Why one of the rf pulses in a multiple-pulse sequence does not need to be phase cycled?
Consider a three-pulse sequence for simplicity. It is easy to show that Pulse-3 does not need to be phase cycled, for example.
The receiver phase φrec is defined by
φrec = -φ1*Δp1 - φ2*Δp2 - φ3*Δp3, (Eq. 1)

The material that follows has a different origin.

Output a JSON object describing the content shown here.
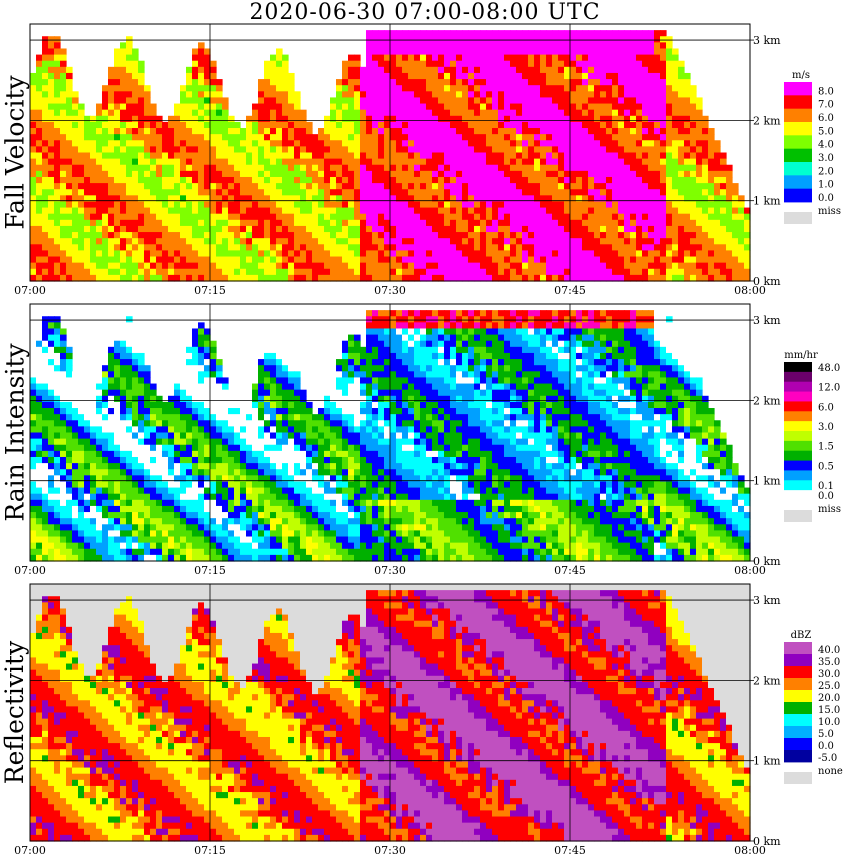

where φi is the phase of Pulse-i and Δpi is the difference between the coherence order p after Pulse-i and that before Pulse-i. That is
Δp1 = p1 - p0, Δp2 = p2 - p1, and Δp3 = p3 - p2
where p0 = 0 and p3 = -1.
Since Δp1 + Δp2 + Δp3 = -1 whatever the coherence transfer pathway is,
we replace Δp3 in the expression of the receiver phase (Eq. 1) by
Δp3 = -1 - Δp1 - Δp2.
As a result, the expression of the receiver phase becomes
φrec - φ3 = -(φ1 - φ3)*Δp1 - (φ2 - φ3)*Δp2, (Eq. 2)
which can be rewritten as
ψrec = -ψ1*Δp1 - ψ2*Δp2.
The phase of Pulse-3 does not appear in the definition of the receiver phase.
This result is in agreement with the well-known property in phase cycling:
"additing a constant phase to the receiver phase and to those of all the rf pulses does not change the NMR signal".
Application of this property to Eq. 1 gives Eq. 2.